Le colonel Auguste Denise Barry est accusé d’avoir mis en place un mouvement insurrectionnel pour déstabiliser le régime actuel.
Après deux ans et demi d’ombre, le colonel Auguste Denise Barry revient dans la lumière, malgré lui. Le bras droit de Yacouba Isaac Zida, l’ancien premier ministre de la transition, a été, selon le parquet militaire, inculpé, jeudi 4 janvier, d’« atteinte à la sûreté de l’Etat » et écroué à la Maison d’arrêt et de correction des armées (MACA).
L’ancien ministre de la sécurité avait été arrêté par la gendarmerie nationale à Ouagadougou le 29 décembre 2017. Selon l’acte d’instruction que Le Monde Afrique a pu consulter, il lui est reproché « de prévoir avec d’autres personnes la déstabilisation du régime en place par un mouvement insurrectionnel ».
« La tentative est claire et avérée, assure une source sécuritaire. Le colonel Barry voulait se baser sur les organisations de la société civile afin de monter des manifestations prévues pour le 30 décembre dans le but de déstabiliser le pays », poursuit notre source, qui évoque de fortes sommes données à ces associations. « Une importante somme d’argent a été saisie », a confirmé le parquet militaire dans un communiqué. En parallèle, le colonel Auguste Denise Barry aurait contacté des éléments des forces de défense et de sécurité afin de s’assurer de leur soutien. En vain. « L’un d’entre eux a parlé et divulgué son plan », ajoute notre source.
Soupçons de coup d’Etat
Entendu jeudi, le colonel Barry rejette en bloc ces accusations. « Il attend qu’on lui présente ce qu’on lui reproche exactement », affirme un connaisseur du dossier, précisant qu’aucun élément précis et factuel sur le chef d’accusation d’atteinte à la sûreté de l’Etat n’a pour l’instant été présenté à l’intéressé.
Ministre de la sécurité éphémère sous l’ancien régime du président Blaise Compaoré, en 2011, le colonel Barry avait continué au même poste sous la transition, avant d’être remercié, en juillet 2015, suite à ce que les Burkinabés surnomment la « troisième crise du RSP ». Le Régiment de sécurité présidentielle (RSP), la garde rapprochée de M. Compaoré, dissoute après le putsch manqué de septembre 2015, était en conflit ouvert depuis des mois avec le premier ministre de la transition, Yacouba Isaac Zida.

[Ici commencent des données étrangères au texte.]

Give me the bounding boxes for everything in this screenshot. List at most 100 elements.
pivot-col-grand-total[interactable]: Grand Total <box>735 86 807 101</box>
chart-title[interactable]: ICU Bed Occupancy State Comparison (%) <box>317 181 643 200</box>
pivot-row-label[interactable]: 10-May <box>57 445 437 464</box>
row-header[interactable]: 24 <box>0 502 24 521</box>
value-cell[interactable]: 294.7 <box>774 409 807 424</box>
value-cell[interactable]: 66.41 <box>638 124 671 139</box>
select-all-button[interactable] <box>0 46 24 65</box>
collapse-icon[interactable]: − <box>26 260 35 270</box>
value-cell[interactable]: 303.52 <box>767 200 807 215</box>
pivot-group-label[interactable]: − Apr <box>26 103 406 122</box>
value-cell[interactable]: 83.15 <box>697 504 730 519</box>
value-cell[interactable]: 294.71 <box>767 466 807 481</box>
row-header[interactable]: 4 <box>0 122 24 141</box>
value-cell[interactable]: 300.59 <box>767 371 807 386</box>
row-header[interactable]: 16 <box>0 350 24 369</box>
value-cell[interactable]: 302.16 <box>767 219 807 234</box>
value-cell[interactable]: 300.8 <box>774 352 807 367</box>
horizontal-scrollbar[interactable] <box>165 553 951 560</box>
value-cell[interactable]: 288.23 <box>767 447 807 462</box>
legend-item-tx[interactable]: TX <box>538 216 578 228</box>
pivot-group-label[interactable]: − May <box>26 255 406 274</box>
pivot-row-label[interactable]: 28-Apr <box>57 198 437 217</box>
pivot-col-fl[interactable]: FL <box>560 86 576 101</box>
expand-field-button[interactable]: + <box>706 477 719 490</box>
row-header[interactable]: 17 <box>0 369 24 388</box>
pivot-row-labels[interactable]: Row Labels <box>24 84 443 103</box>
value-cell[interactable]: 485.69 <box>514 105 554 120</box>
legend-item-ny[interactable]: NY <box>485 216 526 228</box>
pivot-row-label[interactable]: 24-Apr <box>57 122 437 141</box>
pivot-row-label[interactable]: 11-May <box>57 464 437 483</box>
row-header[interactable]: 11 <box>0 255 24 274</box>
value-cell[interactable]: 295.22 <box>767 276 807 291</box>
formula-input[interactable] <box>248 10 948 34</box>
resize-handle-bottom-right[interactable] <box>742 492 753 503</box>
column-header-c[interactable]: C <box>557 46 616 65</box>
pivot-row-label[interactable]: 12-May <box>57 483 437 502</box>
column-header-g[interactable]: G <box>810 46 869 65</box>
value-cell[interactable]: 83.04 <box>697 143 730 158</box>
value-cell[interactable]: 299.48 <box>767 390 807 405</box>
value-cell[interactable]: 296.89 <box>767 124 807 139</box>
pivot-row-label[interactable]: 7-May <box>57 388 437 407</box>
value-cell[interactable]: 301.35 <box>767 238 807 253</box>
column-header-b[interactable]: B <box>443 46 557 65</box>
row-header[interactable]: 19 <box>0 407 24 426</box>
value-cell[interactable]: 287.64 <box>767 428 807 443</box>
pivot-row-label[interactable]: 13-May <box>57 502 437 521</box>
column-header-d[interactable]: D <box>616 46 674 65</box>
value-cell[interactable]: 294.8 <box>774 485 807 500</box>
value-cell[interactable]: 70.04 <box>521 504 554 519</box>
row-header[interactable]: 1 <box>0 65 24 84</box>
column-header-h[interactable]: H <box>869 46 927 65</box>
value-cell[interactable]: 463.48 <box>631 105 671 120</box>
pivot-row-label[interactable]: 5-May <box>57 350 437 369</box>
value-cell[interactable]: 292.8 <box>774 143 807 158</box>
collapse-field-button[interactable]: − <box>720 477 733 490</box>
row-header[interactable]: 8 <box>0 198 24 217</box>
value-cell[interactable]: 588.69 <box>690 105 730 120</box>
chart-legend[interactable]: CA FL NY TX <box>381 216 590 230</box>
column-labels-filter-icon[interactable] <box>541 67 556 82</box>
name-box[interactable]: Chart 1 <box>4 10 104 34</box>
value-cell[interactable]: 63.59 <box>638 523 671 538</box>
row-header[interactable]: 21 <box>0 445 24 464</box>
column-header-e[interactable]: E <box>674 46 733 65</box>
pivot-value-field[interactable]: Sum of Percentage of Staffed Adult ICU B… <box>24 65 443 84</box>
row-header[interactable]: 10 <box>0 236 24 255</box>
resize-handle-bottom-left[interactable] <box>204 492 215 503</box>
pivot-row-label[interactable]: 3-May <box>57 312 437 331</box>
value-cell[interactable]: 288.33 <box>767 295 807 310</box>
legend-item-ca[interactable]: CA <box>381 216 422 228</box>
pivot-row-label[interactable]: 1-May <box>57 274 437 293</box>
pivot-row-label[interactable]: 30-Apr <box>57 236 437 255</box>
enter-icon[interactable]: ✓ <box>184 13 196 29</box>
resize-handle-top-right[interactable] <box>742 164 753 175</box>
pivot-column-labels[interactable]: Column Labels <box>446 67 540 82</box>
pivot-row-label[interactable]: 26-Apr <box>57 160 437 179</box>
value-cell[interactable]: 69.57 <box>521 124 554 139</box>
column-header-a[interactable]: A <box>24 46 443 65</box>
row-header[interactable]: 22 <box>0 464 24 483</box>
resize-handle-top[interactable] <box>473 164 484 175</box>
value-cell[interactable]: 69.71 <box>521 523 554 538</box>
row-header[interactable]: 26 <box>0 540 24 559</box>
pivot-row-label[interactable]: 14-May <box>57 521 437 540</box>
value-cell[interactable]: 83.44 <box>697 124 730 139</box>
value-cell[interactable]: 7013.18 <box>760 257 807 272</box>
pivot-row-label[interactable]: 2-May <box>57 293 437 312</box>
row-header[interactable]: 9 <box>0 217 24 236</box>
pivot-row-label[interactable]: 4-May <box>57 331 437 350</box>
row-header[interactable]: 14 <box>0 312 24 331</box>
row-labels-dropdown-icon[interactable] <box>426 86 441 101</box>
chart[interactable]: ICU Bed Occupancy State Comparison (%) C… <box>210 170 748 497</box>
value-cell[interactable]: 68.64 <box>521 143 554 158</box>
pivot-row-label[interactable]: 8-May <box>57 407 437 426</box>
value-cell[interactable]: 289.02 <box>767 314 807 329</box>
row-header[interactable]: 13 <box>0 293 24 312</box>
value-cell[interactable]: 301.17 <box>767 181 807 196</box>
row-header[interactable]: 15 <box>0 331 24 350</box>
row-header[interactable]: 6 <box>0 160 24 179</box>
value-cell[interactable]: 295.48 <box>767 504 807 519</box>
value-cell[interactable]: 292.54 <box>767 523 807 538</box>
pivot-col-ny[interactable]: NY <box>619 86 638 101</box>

En juin 2015, des militaires de l’ex-RSP ont été accusés de fomenter un coup d’Etat et même un complot visant à abattre l’avion du premier ministre. Fantasme ou réalité, le président de la transition, Michel Kafando, trouva sa solution : déboulonner Auguste Denise Barry, proche de M. Zida, à qui la hiérarchie militaire reprochait d’instrumentaliser des organisations de la société civile afin de demander une réforme de l’armée et la dissolution du RSP.
Règlement de comptes
Depuis juillet 2015, le colonel était resté discret, profitant de son éloignement du pouvoir pour créer son institut, le Centre d’études stratégiques en défense et sécurité (CESDS), en septembre 2016. A Ouagadougou, une partie de l’opinion lie son arrestation aux contradictions qui l’opposent à la hiérarchie militaire depuis la création de ce centre, qui s’apprêtait à publierune étude sur l’état des forces de défense et de sécurité au Burkina Faso. De source proche du dossier, un règlement de comptes n’est pas à exclure dans la mesure où « le colonel se savait surveillé depuis quelques temps ».
Tentative de putsch avérée ou bagarre politique… Ce n’est en tout cas pas la première tentative de déstabilisation des institutions annoncée par les autorités depuis leur arrivée au pouvoir, fin 2015. En janvier 2016, des éléments de l’ex-RSP avaient été accusés,, après l’attaque de la poudrière de Yimdi, de fomenter un complot militaire. Huit mois plus tard, Simon Compaoré, le ministre de la sécurité, avait cette fois annoncé avoir déjoué une tentative de déstabilisation des institutions orchestrée, là encore, par l’ancienne garde prétorienne de Blaise Compaoré.
Inculpé, le colonel Auguste Denise Barry devra donc prolonger son séjour à la MACA . Et continuer à en partager les couloirs décrépis avec l’ancien chef du RSP, le général Gilbert Diendéré, et ses hommes, qui y sont écroués depuis leur coup d’Etat de septembre 2015, lui aussi avorté.